As a Campus Transit employee, you learn a lot of new things.
You learn what air brakes are, how to complete a pre-trip inspection, and how to navigate each of the university’s 15 bus routes, but the most important lesson I learned as a UGA bus driver has nothing to do with the mechanics of the job. During my 1.5 years as a driver, the most important thing I learned is when to step up in confidence, both in myself and in my abilities.
The first and most natural response I get when people learn of this work experience is usually: “You drove the bus? Isn’t that scary!”
At the beginning of my time as a driver, the answer was yes. Driving the bus was scary in the sense that I was operating a very heavy piece of machinery for hours on end around a campus full of tight turns and oblivious pedestrians.
This type of fear is not uncommon, though, so to help alleviate some of it UGA has an amazing student training program in which new drivers are paired with a trainer for a considerable amount of time before they are allowed out on the road by themselves. The problem I encountered is that once I became comfortable driving and it was my time to graduate from training, I did not want to give up that safety net of having an extra set of eyes watching the road and the pedestrians during my shifts.

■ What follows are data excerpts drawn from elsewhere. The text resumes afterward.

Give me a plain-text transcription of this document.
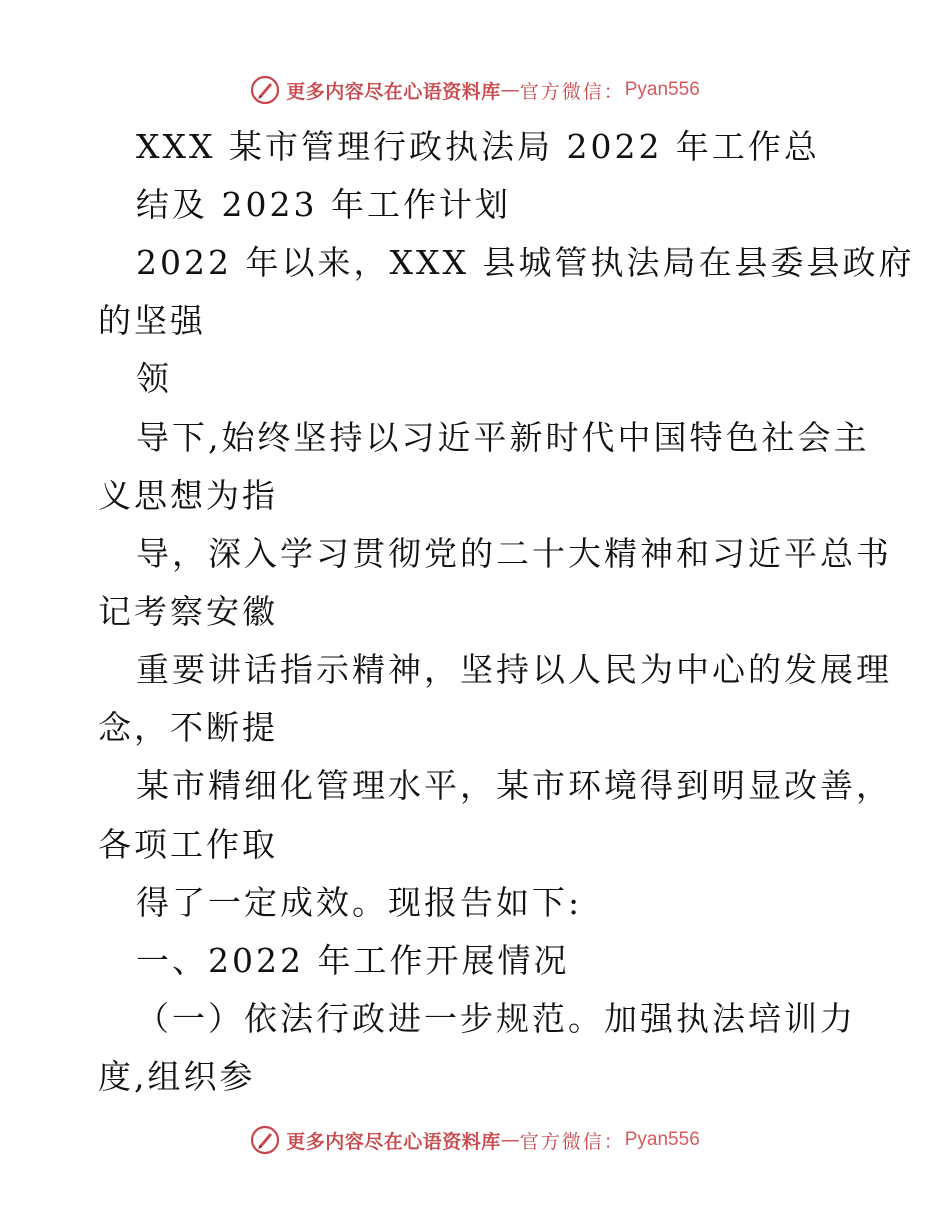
更多内容尽在心语资料库 — 官方微信： Pyan556
XXX 某市管理行政执法局 2022 年工作总
结及 2023 年工作计划
2022 年以来，XXX 县城管执法局在县委县政府
的坚强
领
导下,始终坚持以习近平新时代中国特色社会主
义思想为指
导，深入学习贯彻党的二十大精神和习近平总书
记考察安徽
重要讲话指示精神，坚持以人民为中心的发展理
念，不断提
某市精细化管理水平，某市环境得到明显改善，
各项工作取
得了一定成效。现报告如下:
一、2022 年工作开展情况
（一）依法行政进一步规范。加强执法培训力
度,组织参
更多内容尽在心语资料库 — 官方微信： Pyan556
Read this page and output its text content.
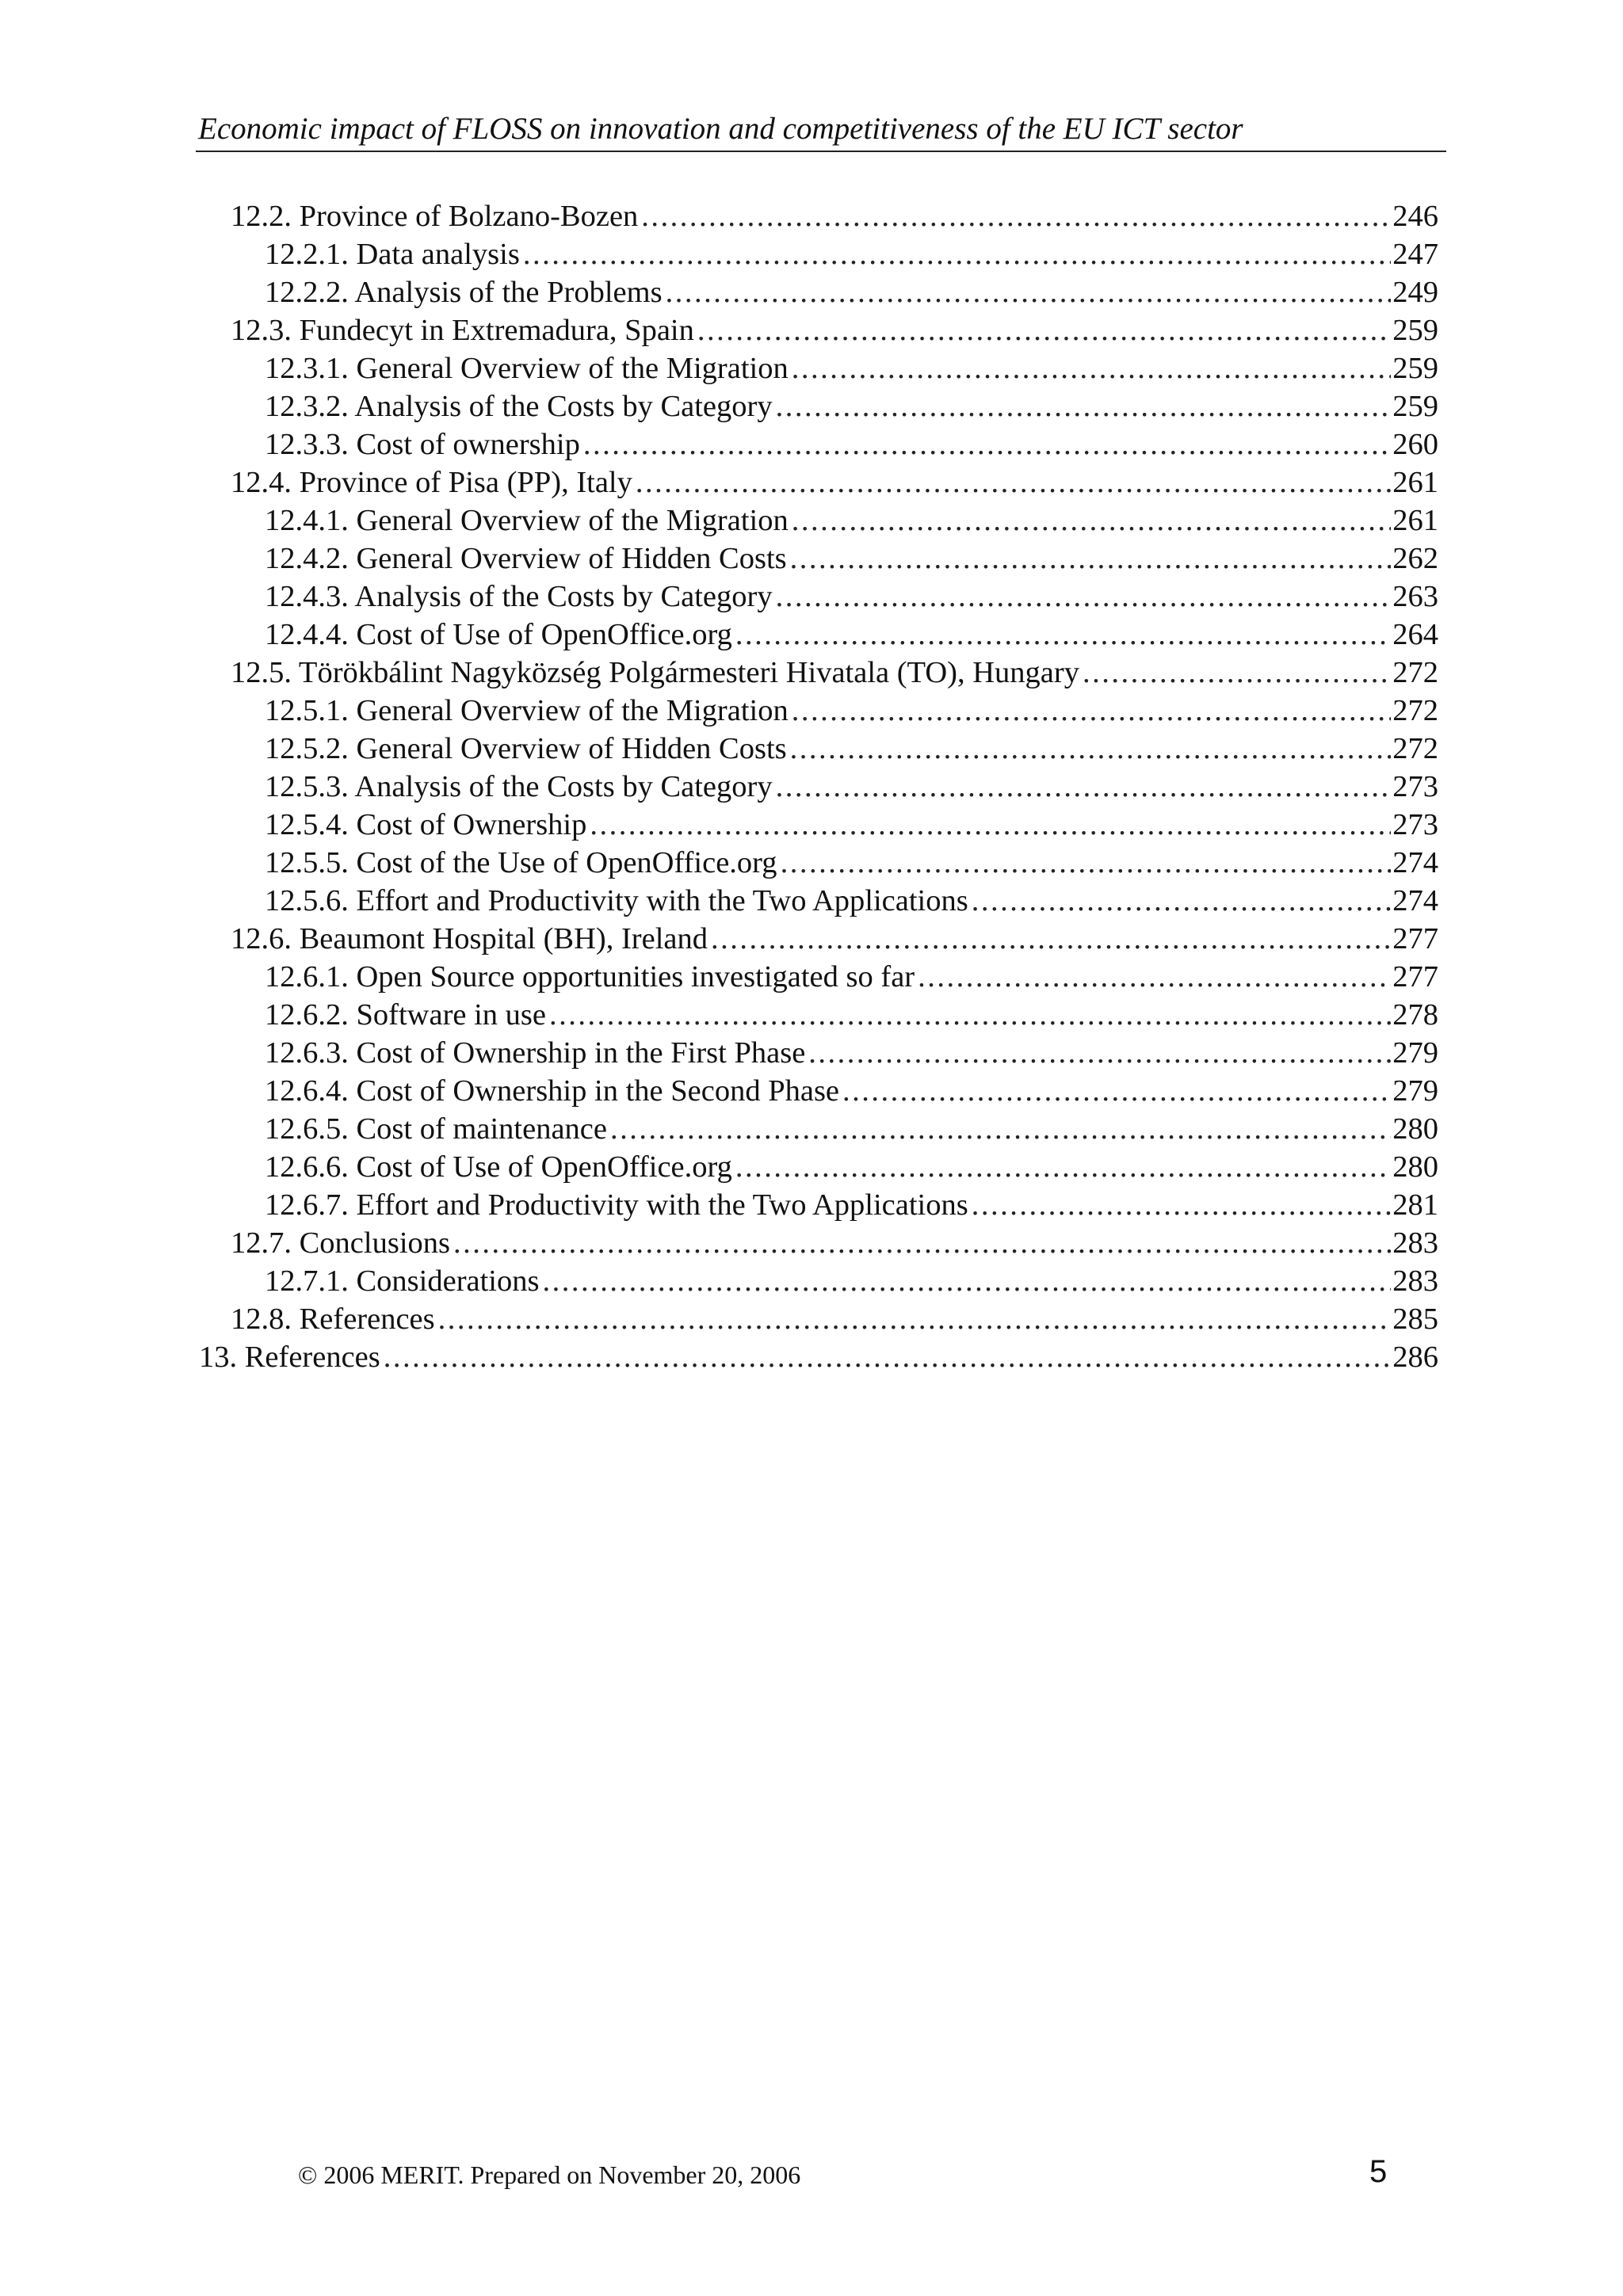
Economic impact of FLOSS on innovation and competitiveness of the EU ICT sector
12.2. Province of Bolzano-Bozen .....	246
12.2.1. Data analysis .....	247
12.2.2. Analysis of the Problems .....	249
12.3. Fundecyt in Extremadura, Spain .....	259
12.3.1. General Overview of the Migration .....	259
12.3.2. Analysis of the Costs by Category .....	259
12.3.3. Cost of ownership .....	260
12.4. Province of Pisa (PP), Italy .....	261
12.4.1. General Overview of the Migration .....	261
12.4.2. General Overview of Hidden Costs .....	262
12.4.3. Analysis of the Costs by Category .....	263
12.4.4. Cost of Use of OpenOffice.org .....	264
12.5. Törökbálint Nagyközség Polgármesteri Hivatala (TO), Hungary .....	272
12.5.1. General Overview of the Migration .....	272
12.5.2. General Overview of Hidden Costs .....	272
12.5.3. Analysis of the Costs by Category .....	273
12.5.4. Cost of Ownership .....	273
12.5.5. Cost of the Use of OpenOffice.org .....	274
12.5.6. Effort and Productivity with the Two Applications .....	274
12.6. Beaumont Hospital (BH), Ireland .....	277
12.6.1. Open Source opportunities investigated so far .....	277
12.6.2. Software in use .....	278
12.6.3. Cost of Ownership in the First Phase .....	279
12.6.4. Cost of Ownership in the Second Phase .....	279
12.6.5. Cost of maintenance .....	280
12.6.6. Cost of Use of OpenOffice.org .....	280
12.6.7. Effort and Productivity with the Two Applications .....	281
12.7. Conclusions .....	283
12.7.1. Considerations .....	283
12.8. References .....	285
13. References .....	286
© 2006 MERIT. Prepared on November 20, 2006	5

It was not that I was unprepared to navigate the roads independently, as I had completed my training and had every necessary skill and resource under my belt to respond to the variability of driving a shift on any given day. My reluctance to drive without a trainer reflected a lack in confidence in myself and my abilities.
After I realized this truth, I knew that I had to take initiative and begin driving independently, confident that I could and would execute well. Of course, once I was out on the road alone, the process was no different than it had been my last few weeks with a trainer. I had learned the skill of bus driving, and I was ready to own it.
This lesson on confidence applies to much more than bus driving, as there are many instances in life where taking initiative is necessary. In some cases, one may not be in the position where immediately taking initiative is advised, such as when I first began driving and needed a trainer to teach me how to operate the bus; however, it is also the case that once this training period is complete, one should feel confident taking initiative due to the new skills and abilities gained.
Through these experiences, I have grown to love stepping up and putting skills I’ve learned into practice, as I feel much more comfortable taking initiative and confidently trusting in myself and my abilities. I never would have thought I could have learned this so concretely during my time at Campus Transit, but it definitely is the most important thing I learned as a UGA bus driver.